Our phylogenetic and phylogeographic analyses support a recent origin of parthenogenesis within the lineages of A. sinica and A. urmiana and also the recent colonization of the Western Mediterranean by Asian parthenogenetic populations. In Iberia, Asian parthenogens have replaced previously established populations of A. salina, which together with a dramatic loss of habitat due to the abandonment and decay of inland salterns, is driving A. salina to a critical situation, worsened by the invasion of coastal salt lakes by the American species, A. monica (Amat et al. 1995, 2007; Muñoz et al. 2008). In this situation, feasible conservation measures are necessary. Development of A. salina hatcheries would be desirable to avoid the import and spread of the American and Asian species. The restoration of Iberian historical inland salterns (Neolithic, Roman, Medieval, or pre-Industrial Revolution) and the inoculation of A. salina native cysts would be useful and effective steps to maintain an inland network of populations less susceptible to further replacement.
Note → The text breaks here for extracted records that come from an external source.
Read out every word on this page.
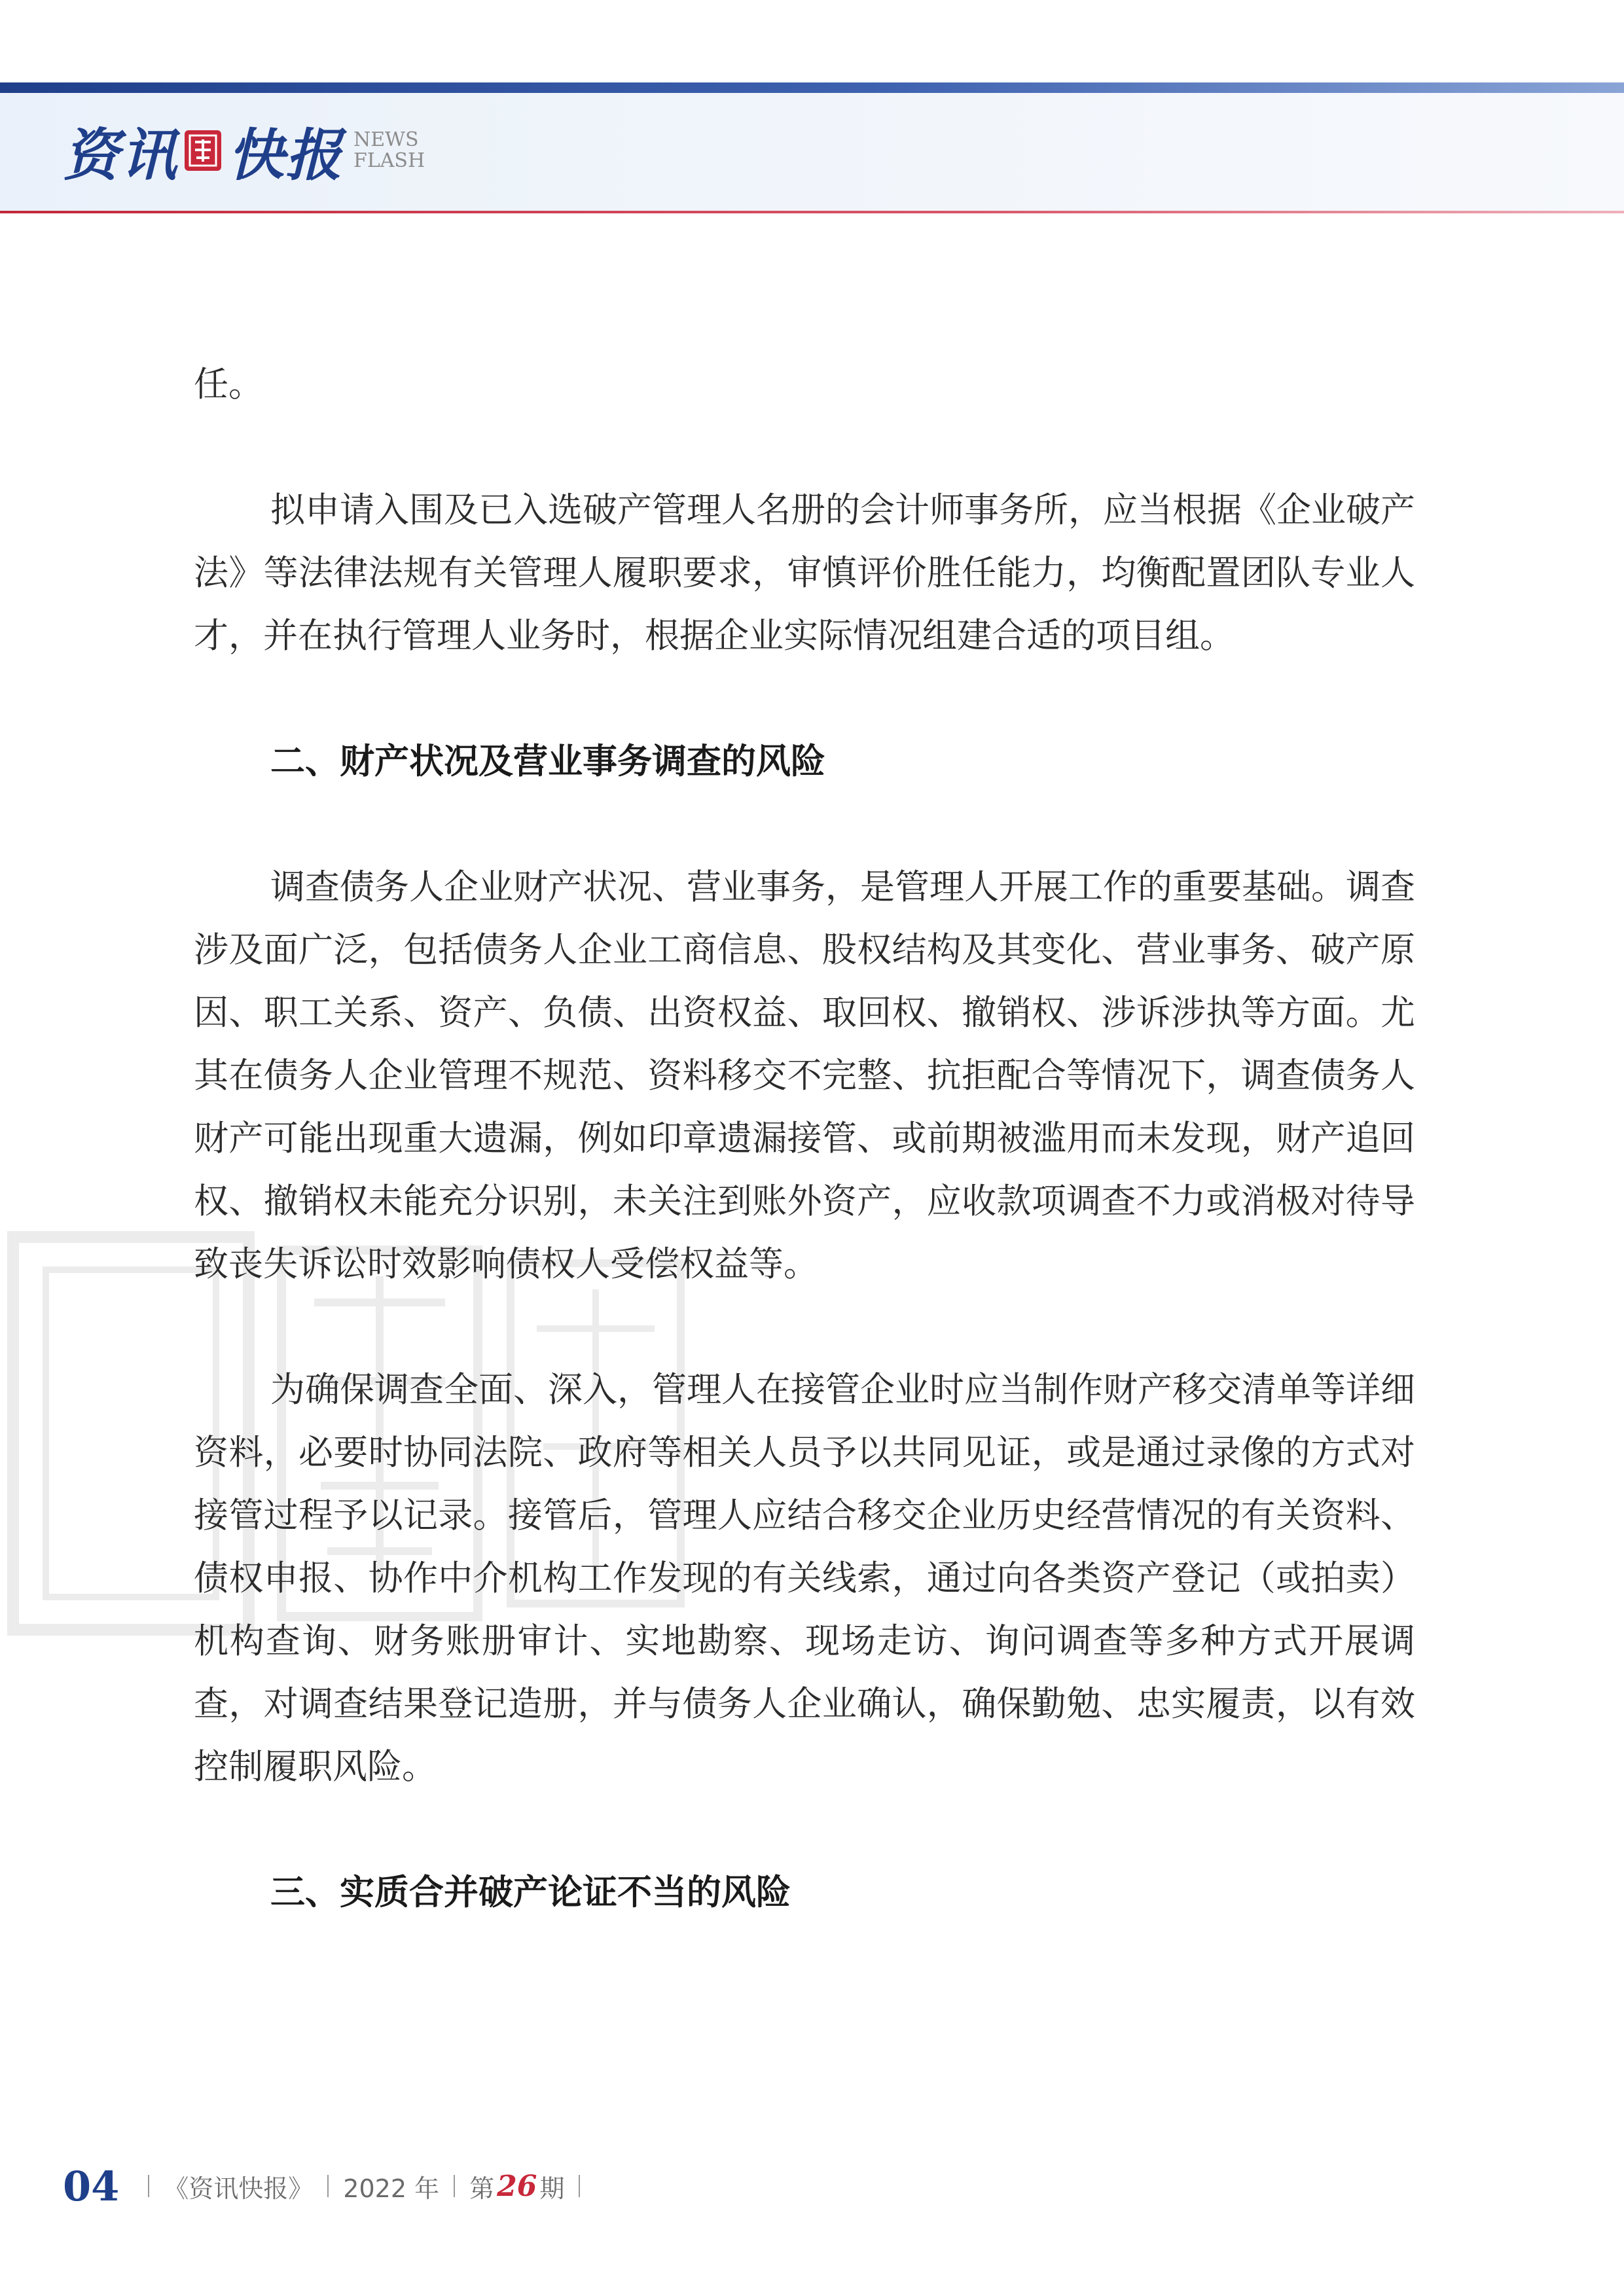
资讯 快报 NEWS
FLASH

任。

拟申请入围及已入选破产管理人名册的会计师事务所，应当根据《企业破产法》等法律法规有关管理人履职要求，审慎评价胜任能力，均衡配置团队专业人才，并在执行管理人业务时，根据企业实际情况组建合适的项目组。

二、财产状况及营业事务调查的风险

调查债务人企业财产状况、营业事务，是管理人开展工作的重要基础。调查涉及面广泛，包括债务人企业工商信息、股权结构及其变化、营业事务、破产原因、职工关系、资产、负债、出资权益、取回权、撤销权、涉诉涉执等方面。尤其在债务人企业管理不规范、资料移交不完整、抗拒配合等情况下，调查债务人财产可能出现重大遗漏，例如印章遗漏接管、或前期被滥用而未发现，财产追回权、撤销权未能充分识别，未关注到账外资产，应收款项调查不力或消极对待导致丧失诉讼时效影响债权人受偿权益等。

为确保调查全面、深入，管理人在接管企业时应当制作财产移交清单等详细资料，必要时协同法院、政府等相关人员予以共同见证，或是通过录像的方式对接管过程予以记录。接管后，管理人应结合移交企业历史经营情况的有关资料、债权申报、协作中介机构工作发现的有关线索，通过向各类资产登记（或拍卖）机构查询、财务账册审计、实地勘察、现场走访、询问调查等多种方式开展调查，对调查结果登记造册，并与债务人企业确认，确保勤勉、忠实履责，以有效控制履职风险。

三、实质合并破产论证不当的风险
04 《资讯快报》 2022 年 第 26 期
The case of Artemia invasions shows that the distribution range and population fate of the species of Artemia currently depends on human economical activities, not only because of the strong commercial displacement to which they are subjected, but because of their almost complete affiliation and success in artificial salterns (Carscadden et al. 2020). If human activities have been responsible to drive a species from centuries of historical population success to a current dramatic population decline, as it is the case of Mediterranean A. salina, we should be also responsible to revert its current pathway to extinction.